Scanning the road for cars, not wishing to depend on the onlookers for due notice, Michelangelo waved at a woman in an apartment window before letting gravity engulf him, his hands up front holding the edge of the cardboard to steer. He spun round twice during the first third of the descent, much to his delight, and traveled the rest of the way facing back at the hill, watching the powder he rustled in his wake. He stopped when the soles of his feet thumped and hyperextended against a Hyundai Santa Fe on the other side of the street. A few boys yelled “car!” to be mean though the road was empty. As soon as he’d realized he’d made it, Michelangelo tried to stand and shout with pride but fell from the dagger-like pain burrowing into his ankles; the two nearest children felt a sense of responsibility and carried him like a baby. They struggled with his weight, swaying away from the car then back, determined to hold on and save face amidst their peers.
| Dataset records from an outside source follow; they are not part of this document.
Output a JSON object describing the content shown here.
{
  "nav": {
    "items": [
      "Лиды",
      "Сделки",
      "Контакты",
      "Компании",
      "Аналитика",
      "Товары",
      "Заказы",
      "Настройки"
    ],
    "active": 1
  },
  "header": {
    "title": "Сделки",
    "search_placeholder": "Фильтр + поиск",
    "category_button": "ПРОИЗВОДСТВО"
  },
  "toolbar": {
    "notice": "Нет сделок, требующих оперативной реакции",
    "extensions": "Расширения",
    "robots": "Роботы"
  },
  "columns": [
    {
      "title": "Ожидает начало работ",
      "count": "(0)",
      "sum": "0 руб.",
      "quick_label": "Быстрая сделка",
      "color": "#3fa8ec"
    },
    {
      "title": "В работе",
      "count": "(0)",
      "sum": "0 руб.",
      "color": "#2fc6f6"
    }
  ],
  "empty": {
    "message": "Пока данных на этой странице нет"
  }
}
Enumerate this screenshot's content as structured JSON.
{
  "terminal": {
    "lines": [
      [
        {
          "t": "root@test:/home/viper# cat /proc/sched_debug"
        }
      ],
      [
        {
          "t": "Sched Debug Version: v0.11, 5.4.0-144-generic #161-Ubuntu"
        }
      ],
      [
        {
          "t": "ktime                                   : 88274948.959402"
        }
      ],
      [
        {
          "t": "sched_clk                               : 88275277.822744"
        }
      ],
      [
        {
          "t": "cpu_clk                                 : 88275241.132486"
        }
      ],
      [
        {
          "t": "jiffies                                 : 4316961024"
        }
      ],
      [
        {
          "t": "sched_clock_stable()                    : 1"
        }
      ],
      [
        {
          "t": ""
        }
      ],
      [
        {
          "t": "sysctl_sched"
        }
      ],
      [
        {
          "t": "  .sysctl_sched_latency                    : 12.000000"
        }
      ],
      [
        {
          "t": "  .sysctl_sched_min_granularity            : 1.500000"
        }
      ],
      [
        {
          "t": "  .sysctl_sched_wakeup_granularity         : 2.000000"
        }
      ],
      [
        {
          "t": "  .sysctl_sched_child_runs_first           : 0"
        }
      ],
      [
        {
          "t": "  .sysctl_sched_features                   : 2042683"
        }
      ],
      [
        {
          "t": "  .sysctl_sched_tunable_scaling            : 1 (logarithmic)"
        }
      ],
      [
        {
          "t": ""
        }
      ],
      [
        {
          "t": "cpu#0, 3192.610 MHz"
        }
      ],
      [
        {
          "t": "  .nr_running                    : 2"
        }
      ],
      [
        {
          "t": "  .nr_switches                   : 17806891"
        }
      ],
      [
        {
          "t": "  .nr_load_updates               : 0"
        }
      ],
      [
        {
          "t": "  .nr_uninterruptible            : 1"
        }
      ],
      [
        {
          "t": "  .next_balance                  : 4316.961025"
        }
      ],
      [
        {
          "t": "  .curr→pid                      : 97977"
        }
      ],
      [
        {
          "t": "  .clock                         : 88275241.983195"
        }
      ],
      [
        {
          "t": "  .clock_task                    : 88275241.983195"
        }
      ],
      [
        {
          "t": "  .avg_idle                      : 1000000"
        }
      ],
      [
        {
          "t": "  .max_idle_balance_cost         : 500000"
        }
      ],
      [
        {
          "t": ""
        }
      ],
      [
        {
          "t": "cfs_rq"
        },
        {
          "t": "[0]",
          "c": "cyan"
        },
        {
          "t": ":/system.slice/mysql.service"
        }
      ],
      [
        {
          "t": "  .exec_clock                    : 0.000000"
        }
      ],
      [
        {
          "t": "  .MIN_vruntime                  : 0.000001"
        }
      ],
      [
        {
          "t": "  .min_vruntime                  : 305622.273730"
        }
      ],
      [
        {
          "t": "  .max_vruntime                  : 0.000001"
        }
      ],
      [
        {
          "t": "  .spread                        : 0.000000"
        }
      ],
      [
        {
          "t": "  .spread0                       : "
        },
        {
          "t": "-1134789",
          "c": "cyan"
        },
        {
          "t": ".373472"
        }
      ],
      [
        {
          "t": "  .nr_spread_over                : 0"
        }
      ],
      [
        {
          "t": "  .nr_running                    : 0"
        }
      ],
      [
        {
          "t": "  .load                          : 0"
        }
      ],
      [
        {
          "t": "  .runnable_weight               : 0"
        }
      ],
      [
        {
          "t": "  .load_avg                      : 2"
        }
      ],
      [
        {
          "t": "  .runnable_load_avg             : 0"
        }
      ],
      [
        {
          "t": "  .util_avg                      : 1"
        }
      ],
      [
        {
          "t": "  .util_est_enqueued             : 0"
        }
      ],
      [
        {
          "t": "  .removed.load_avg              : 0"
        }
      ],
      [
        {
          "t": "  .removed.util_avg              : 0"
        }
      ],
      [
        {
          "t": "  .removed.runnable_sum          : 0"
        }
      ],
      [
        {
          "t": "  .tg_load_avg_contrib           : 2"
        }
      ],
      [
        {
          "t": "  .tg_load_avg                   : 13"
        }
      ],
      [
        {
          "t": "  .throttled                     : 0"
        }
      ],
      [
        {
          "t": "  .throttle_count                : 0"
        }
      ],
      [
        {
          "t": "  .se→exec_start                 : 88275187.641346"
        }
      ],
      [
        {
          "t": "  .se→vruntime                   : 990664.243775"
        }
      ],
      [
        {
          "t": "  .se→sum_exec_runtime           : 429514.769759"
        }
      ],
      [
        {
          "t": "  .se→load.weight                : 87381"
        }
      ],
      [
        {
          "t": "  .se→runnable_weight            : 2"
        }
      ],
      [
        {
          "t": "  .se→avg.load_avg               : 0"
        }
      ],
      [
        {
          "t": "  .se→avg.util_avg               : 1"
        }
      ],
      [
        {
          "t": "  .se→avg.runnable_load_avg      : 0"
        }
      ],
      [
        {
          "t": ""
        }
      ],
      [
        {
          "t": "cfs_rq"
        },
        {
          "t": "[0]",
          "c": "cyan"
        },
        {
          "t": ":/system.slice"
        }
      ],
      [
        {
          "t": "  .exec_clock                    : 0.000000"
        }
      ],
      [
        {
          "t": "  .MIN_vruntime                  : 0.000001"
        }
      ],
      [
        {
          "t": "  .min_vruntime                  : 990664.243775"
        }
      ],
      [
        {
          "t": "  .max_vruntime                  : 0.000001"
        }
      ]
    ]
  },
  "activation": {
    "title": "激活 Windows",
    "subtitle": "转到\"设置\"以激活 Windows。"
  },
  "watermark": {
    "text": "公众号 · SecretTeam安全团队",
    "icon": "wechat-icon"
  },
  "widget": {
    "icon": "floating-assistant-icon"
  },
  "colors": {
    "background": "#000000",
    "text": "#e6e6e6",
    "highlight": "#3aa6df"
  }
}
But they grew tired because the snow hadn’t been shoveled in a few days and took the last resort: understanding the SUV as a stretcher and chucking Michelangelo on the windshield to rest and recover.
The patient breathed heavily and squirmed on the car, managing to wave at his emergency medical responders to express his gratitude. It didn’t help his rehab that the windshield was covered in snow and harboured patches of ice that had been given a chance to harden. The thing that helped Michelangelo ignore the toothpick machineguns spraying his feet was the particularly dragon-like effect his breath had on the fine flakes. He ha’d hot air to clear a spot for his cheek and laid it on the frosted glass so that his mouth faced a good foot of accumulated snow ready for melting. He learned to breathe almost right up against the frozen fluff to maximize impact; the water drops seeping into the snow like a flesh-eating virus, like somebody’s bite mark or mold of the upper jaw. Soon enough, Michelangelo had ha’d a semicircle that from above seemed like it seeped out of his skull; together, the two instances of roundness re-enacted the profile of a disproportionate tomato. At the semicircle’s farthest point from its creator, floating in a now refreezing group of droplets, the second coming of Jesus Christ frowned amongst his belongings the day before he was scheduled to make his official return.
He looked just like he did in pictures except cricket-sized and with lower standards, long brown and red locks curled over his bare shoulders, goatee fully connected to an evenly groomed moustache.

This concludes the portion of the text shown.